Crashtest: Opel-Werker zittern vor dem Diktat aus Detroit

Aller Treueschwüre aus der GM-Zentrale in Detroit zum Trotz: Für Opel bedeutet die schwere Absatzkrise in Europa akute Existenzgefahr. Die Verluste summieren sich jedes Jahr zu Milliardenbeträgen - und es ist kein Konzept in Sicht, das die Misere beenden könnte.

Opel: Ein Klein-SUV als Hoffnungsträger Fotos

Portfolio: Astra, Corsa, Zafira und Insignia - unter den wichtigsten Segmenten ist Opel mit ehrlichen und ordentlich gestalteten Modellen vertreten. Große Erwartungen knüpfen sich an den neuen Kleinwagen Adam und den SUV namens Mokka. Die Flotte gilt als die beste, die die Rüsselsheimer je gebaut haben.

Technologie: Mit dem Ampera - einer Limousine mit Elektroantrieb und einem Benzinmotor zur Verlängerung der Reichweite - hoffte Opel, sein Image als Hersteller von Brot-und-Butter-Autos abstreifen zu können. Fraglich bleibt allerdings, ob Opel so lange überlebt, bis die anspruchsvolle Antriebstechnologie von den Käufern akzeptiert wird. Auch mit der Brennstoffzelle, die den Strom für den E-Motor aus Wasserstoff gewinnt, sind die Rüsselsheimer den meisten Konkurrenten in Europa voraus. Die Entwicklung müssen sie allerdings im Alleingang voranbringen. Die Allianz mit BMW ist gescheitert, die mit PSA steht kurz vor den Aus.

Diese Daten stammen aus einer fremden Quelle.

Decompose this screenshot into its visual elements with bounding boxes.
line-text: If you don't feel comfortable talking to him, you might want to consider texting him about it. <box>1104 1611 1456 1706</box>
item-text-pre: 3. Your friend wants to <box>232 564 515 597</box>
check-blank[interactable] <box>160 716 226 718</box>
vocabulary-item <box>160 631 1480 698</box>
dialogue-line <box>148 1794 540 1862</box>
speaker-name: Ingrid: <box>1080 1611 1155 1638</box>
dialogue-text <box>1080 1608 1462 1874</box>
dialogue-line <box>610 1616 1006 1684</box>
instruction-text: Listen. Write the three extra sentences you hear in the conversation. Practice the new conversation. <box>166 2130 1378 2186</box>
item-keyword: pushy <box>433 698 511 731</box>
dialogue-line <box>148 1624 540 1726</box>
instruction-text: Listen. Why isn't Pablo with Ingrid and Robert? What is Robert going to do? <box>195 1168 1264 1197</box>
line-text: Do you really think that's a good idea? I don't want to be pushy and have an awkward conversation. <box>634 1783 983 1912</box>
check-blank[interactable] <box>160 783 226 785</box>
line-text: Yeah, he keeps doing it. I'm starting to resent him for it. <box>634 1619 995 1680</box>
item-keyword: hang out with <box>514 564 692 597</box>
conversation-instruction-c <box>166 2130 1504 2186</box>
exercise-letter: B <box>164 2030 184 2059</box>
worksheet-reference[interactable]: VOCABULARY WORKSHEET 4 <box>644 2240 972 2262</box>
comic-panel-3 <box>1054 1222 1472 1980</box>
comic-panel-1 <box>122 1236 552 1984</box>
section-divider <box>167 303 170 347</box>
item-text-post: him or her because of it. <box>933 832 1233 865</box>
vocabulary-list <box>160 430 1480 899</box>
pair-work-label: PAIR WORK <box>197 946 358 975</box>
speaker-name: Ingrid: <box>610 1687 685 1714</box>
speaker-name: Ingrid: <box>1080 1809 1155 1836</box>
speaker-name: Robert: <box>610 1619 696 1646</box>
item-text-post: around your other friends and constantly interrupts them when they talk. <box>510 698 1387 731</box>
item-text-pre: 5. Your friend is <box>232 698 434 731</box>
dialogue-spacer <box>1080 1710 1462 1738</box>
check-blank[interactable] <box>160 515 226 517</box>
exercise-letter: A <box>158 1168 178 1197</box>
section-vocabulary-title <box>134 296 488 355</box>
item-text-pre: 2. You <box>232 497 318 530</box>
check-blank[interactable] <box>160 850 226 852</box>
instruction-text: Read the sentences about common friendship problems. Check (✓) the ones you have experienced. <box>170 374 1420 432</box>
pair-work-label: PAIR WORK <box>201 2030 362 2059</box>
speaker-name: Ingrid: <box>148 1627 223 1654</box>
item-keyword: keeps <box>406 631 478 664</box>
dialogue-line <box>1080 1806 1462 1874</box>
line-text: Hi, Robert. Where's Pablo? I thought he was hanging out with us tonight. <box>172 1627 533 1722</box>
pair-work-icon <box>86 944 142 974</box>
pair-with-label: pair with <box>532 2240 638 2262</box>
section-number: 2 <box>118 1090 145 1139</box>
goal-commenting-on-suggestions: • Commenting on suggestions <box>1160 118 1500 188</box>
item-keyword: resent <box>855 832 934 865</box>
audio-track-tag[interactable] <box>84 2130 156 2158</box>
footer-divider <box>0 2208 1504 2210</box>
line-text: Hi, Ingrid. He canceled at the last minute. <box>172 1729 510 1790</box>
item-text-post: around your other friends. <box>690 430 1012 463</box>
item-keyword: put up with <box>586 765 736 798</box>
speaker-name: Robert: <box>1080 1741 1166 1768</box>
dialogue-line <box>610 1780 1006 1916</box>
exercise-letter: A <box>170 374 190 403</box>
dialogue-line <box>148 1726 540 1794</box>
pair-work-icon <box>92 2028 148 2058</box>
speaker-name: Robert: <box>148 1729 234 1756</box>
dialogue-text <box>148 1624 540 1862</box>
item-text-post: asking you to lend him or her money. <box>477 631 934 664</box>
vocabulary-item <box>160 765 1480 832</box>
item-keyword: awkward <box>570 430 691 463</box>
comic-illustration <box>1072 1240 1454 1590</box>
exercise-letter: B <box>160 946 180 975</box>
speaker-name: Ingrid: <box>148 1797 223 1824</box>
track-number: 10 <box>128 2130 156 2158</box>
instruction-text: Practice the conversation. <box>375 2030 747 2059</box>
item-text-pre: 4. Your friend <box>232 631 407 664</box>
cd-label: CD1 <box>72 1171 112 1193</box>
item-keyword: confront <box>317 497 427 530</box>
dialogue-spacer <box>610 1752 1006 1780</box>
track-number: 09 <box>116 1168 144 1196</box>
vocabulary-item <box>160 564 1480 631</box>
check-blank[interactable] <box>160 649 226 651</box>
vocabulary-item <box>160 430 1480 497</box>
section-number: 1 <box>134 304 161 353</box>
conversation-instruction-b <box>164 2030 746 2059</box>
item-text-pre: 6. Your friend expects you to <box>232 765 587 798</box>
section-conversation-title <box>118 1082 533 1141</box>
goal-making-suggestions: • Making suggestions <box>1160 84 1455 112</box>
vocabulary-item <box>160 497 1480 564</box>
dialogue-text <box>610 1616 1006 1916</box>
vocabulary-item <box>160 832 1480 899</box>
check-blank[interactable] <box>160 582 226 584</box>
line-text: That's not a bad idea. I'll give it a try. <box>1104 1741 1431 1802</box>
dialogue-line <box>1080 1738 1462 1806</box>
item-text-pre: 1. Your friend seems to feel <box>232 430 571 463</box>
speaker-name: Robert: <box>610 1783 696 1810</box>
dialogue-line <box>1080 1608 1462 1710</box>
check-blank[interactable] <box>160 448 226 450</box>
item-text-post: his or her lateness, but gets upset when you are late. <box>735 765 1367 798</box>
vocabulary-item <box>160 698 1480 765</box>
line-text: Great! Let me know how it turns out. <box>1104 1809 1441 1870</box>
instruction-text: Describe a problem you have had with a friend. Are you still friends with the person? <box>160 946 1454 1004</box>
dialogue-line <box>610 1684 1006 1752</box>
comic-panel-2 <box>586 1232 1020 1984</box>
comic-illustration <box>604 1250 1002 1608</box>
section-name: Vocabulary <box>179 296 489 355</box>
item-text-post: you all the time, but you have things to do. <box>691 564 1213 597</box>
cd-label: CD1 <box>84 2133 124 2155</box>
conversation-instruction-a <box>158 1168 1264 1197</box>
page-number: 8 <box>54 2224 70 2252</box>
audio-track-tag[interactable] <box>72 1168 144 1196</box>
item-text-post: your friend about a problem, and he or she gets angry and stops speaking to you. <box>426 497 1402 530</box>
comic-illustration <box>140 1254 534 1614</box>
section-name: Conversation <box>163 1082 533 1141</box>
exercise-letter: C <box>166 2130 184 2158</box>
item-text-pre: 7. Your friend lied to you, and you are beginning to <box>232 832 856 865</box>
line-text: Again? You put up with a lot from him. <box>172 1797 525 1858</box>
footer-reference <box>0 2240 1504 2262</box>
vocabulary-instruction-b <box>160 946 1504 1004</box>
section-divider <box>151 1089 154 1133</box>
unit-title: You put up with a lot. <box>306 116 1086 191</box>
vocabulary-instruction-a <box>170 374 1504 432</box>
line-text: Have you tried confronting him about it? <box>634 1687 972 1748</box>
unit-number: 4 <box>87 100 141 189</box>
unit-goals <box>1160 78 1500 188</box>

Absatzmärkte: Die GM-Bosse in Detroit zwängen die Konzern-Tochter in ein enges Korsett: Im Wesentlichen müssen die Rüsselsheimer mit den wegbrechenden Märkten in Europa zurechtkommen. Lediglich in Russland ist die Marke noch vertreten. Selbst eine radikale Abkehr von dieser Strategie würde die akuten Probleme kurzfristig nicht lösen, weil Opel außerhalb Europas nahezu unbekannt ist. Die Aussichten sind entsprechend düster. Einziger Lichtblick: Die Plattformen der in China und Brasilien erfolgreichen GM-Modelle Celta (Chevrolet) und Excelle (Buick) liefern die Rüsselsheimer.

Profitabilität: Seit Jahren schleppt Opel große Überkapazitäten mit sich herum. Die sieben europäischen Werke sind für den Bau von 1,6 Millionen Fahrzeugen ausgelegt, verkauft werden in diesem Jahr etwa 1,1 Millionen Fahrzeuge. Damit wird Opel auch 2012 wieder tiefrote Zahlen ausweisen. Die GM-Führung setzt eher auf eine weitere Schrumpfung, als über eine bessere Auslastung nachzudenken, wie das Beispiel Mokka belegt. Der Mini-SUV wird in Korea produziert und nicht wie ursprünglich vorgesehen in Europa. Auch die Hoffnungen auf Synergien durch eine Allianz mit dem PSA-Konzern drohen sich zu zerschlagen.

Betriebsklima: Seit Jahren durchlebt die Opel-Belegschaft Wechselbäder. Die Bereitschaft zum Kompromiss ist weitgehend aufgebraucht. Der damalige Interimschef Stephen Girsky trug im Sommer nicht eben zur Stimmungsaufhellung bei, als er der Belegschaft eine Verlierermentalität attestierte. Erst dieser Tage sah sich GM-Chef Dan Akerson nach immer wieder aufkommenden Gerüchten um einen möglichen Verkauf von Opel genötigt, einen Treuschwur zu leisten. "Manche Analysten haben [...] empfohlen, Opel zu verkaufen oder das Europageschäft einfach ganz aufzugeben. Nichts liegt mir ferner als das".